Your presence within the Matrix corrupts the original coding of this elaborate ruse and allows you to hack its parameters. You do this by accumulating hack points. Hack points eliminate 1 difficulty dice used to oppose any dice options attempted in the game; you can spend as many hack points as you like when the Operator rolls difficulty dice and remove any difficulty die you wish. When you remove a difficulty die, it cannot explode. You can only use hack points on difficulty dice rolled against active rolls using your Matrix master stat.

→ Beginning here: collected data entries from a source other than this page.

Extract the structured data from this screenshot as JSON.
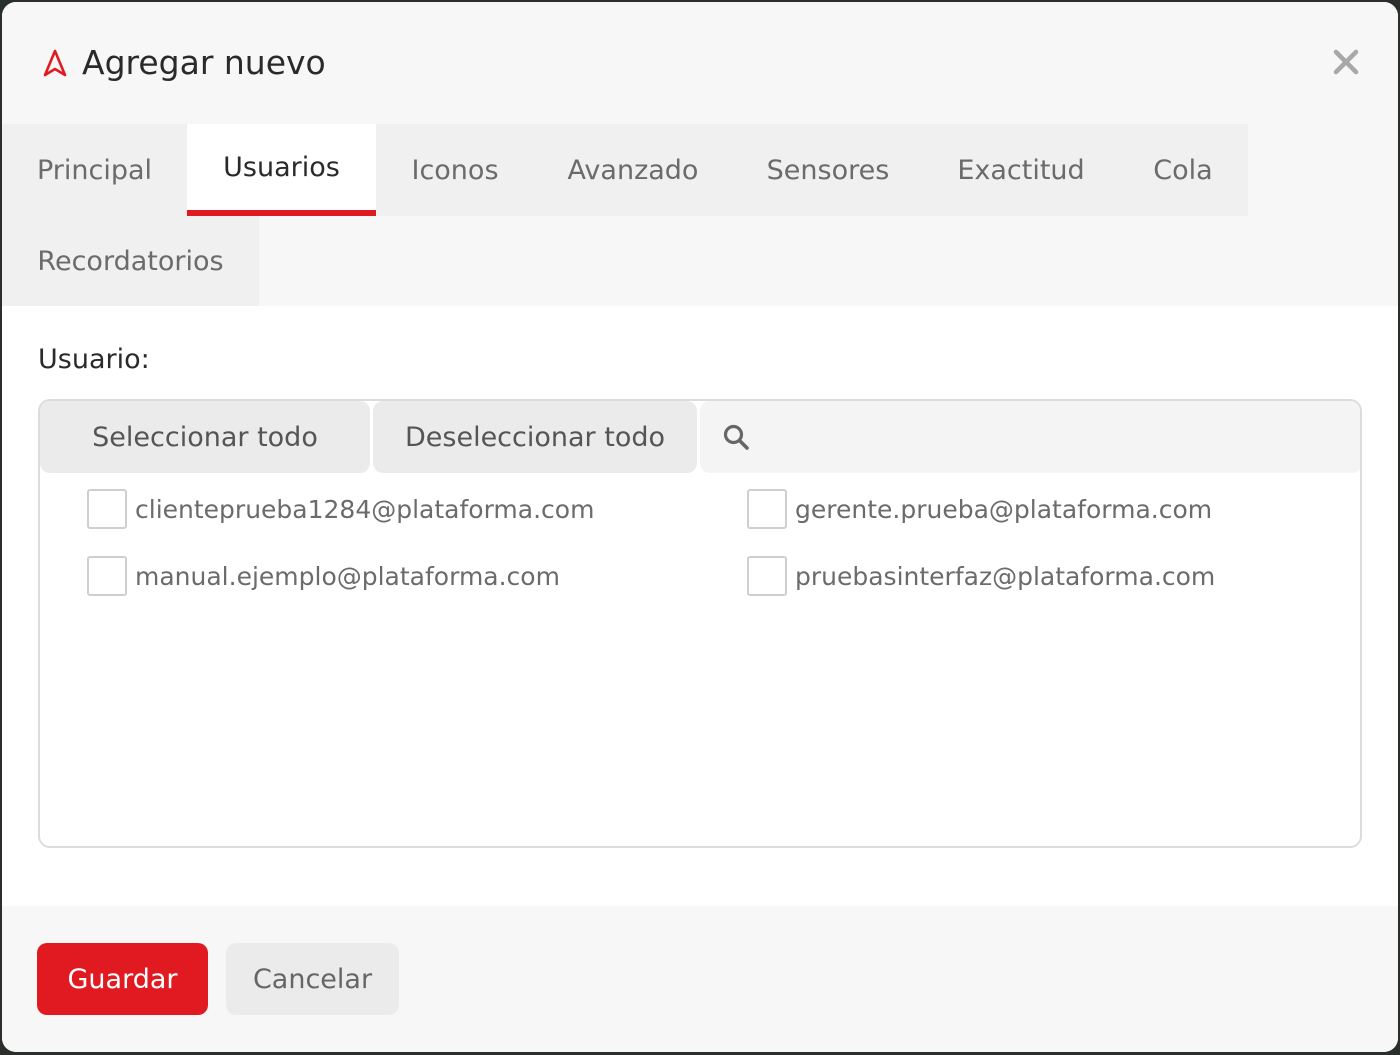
{
  "modal": {
    "title": "Agregar nuevo",
    "logo_icon": "navigation-arrow-icon",
    "close_icon": "close-icon"
  },
  "tabs": [
    {
      "label": "Principal",
      "active": false
    },
    {
      "label": "Usuarios",
      "active": true
    },
    {
      "label": "Iconos",
      "active": false
    },
    {
      "label": "Avanzado",
      "active": false
    },
    {
      "label": "Sensores",
      "active": false
    },
    {
      "label": "Exactitud",
      "active": false
    },
    {
      "label": "Cola",
      "active": false
    },
    {
      "label": "Recordatorios",
      "active": false
    }
  ],
  "users_panel": {
    "label": "Usuario:",
    "select_all_label": "Seleccionar todo",
    "deselect_all_label": "Deseleccionar todo",
    "search_placeholder": "",
    "search_value": "",
    "users": [
      {
        "email": "clienteprueba1284@plataforma.com",
        "checked": false
      },
      {
        "email": "gerente.prueba@plataforma.com",
        "checked": false
      },
      {
        "email": "manual.ejemplo@plataforma.com",
        "checked": false
      },
      {
        "email": "pruebasinterfaz@plataforma.com",
        "checked": false
      }
    ]
  },
  "footer": {
    "save_label": "Guardar",
    "cancel_label": "Cancelar"
  },
  "colors": {
    "accent": "#e11a22",
    "tab_bg": "#f0f0f0",
    "button_bg": "#ebebeb"
  }
}
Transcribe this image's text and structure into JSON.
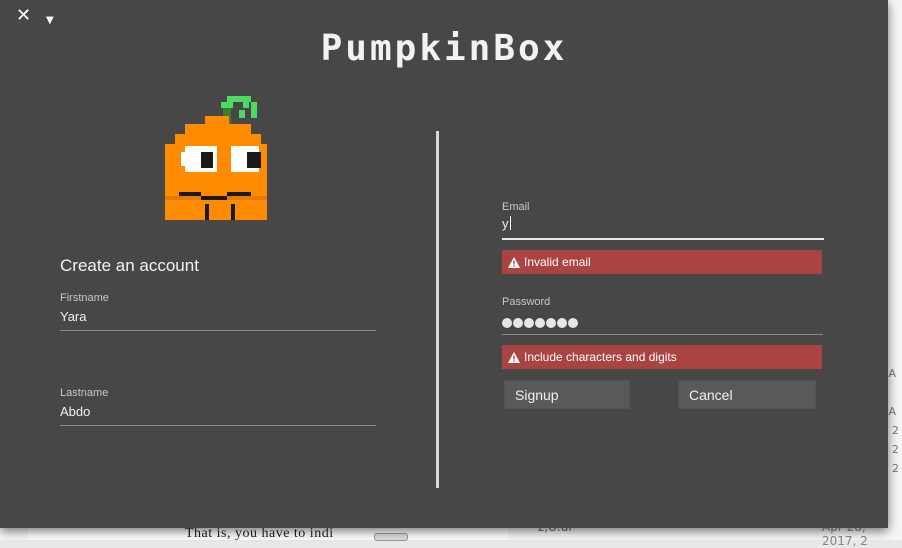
{
  "window": {
    "app_title": "PumpkinBox",
    "close_glyph": "✕",
    "menu_glyph": "▼"
  },
  "left": {
    "heading": "Create an account",
    "firstname": {
      "label": "Firstname",
      "value": "Yara"
    },
    "lastname": {
      "label": "Lastname",
      "value": "Abdo"
    }
  },
  "right": {
    "email": {
      "label": "Email",
      "value": "y",
      "error": "Invalid email"
    },
    "password": {
      "label": "Password",
      "masked_length": 7,
      "error": "Include characters and digits"
    },
    "signup_label": "Signup",
    "cancel_label": "Cancel"
  },
  "background": {
    "text": "That is, you have to indi",
    "file": "z,U.ul",
    "file_date": "Apr 28, 2017, 2",
    "side_list": [
      "d",
      "4 A",
      "7:",
      "4 A",
      "7, 2",
      "7, 2",
      "7, 2"
    ]
  },
  "colors": {
    "window_bg": "#474747",
    "error_bg": "#a94442",
    "pumpkin_orange": "#ff8c00",
    "stem_green": "#4cd964"
  },
  "icons": {
    "close": "close-icon",
    "menu": "chevron-down-icon",
    "warning": "warning-icon",
    "logo": "pumpkin-logo"
  }
}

You can also redeem a hack point to gain +1d4 bonus dice to any roll, though if these dice explode, you’ll risk alerting an agent to your location. The Operator has rules for these scenarios.
When you first enter the Matrix, you may roll 1d4 bonus dice and gain this many hack points; if these bonus dice explode, you risk alerting an agent (the Operator will take care of that problem for you). When you leave the Matrix, you lose all your hack points.This is why I love bonus dice. Earlier playtests revealed a few close calls and narrow misses where a single d4 could have saved the day for certain players (Nick!) yet the consequences of using them can be quite drastic indeed. Roll a 4 and you risk alerting an agent. And trust me, you do not want an agent on your tail. Or two. Should you take that chance and only roll a 3, that risk will pay off when you need to jump from one building to another and the difficulty dice don't like you.
The safest application of hack points are the removal of difficulty dice. This facet was tricky at first; before they came along, I was torn between granting monitor crazy amounts of dice whenever they attempted any option to offset the difficulty dice. Were I trying to build this game for another system, I'd only have to play around with difficulty numbers or boost their efforts with massive bonuses. It would work, but seemed wrong and counterintuitive to my interpretation of how the Matrix works. Until I watched the scene where Neo tries to jump across two buildings in the first film.
Neo's problem wasn't making the jump; it was the reality of jumping from one building to another and falling to his doom. Without the rules embedded into the Matrix's code, he could do it no problem. When a monitor makes a jump, they're not boosting their ability to jump, they're cheating the code so that the jump doesn't seem like such a big deal. The problem from a mechanical standpoint is the difficulty dice. And so hack points were born.
The Matrix Master Stat
master stat. When your monitor enters the Matrix, this master stat kicks in and buffers your character with a +1d12 master die, thereby unlocking additional powers and options. At this point, rather self explanatory.
New Option: Download
Ah, the download. When Trinity calls up her operator and says she needs to learn how to fly a helicopter, it was brilliant, and needed to go into this game. Since it requires concentration and effort, downloading a new skill required an option. Make it an automatic option and clarify how you cannot be in the midst of a fight while using it and you've got instant access to a new skill or the means to increase an existing skill at half the price.
Weapons. For that matter, equipment. Anyone who knows me personally has long had to deal with my stance on equipment in RPGs (from tabletop to video games). I've always found them a crutch in so many games and set out to design a game which did not require equipment, yet had benefits to carrying them. For the Matrix: Restoration, that meant guns... but we're running out of time for today. When next we meet, we'll talk guns, ammo, and weight.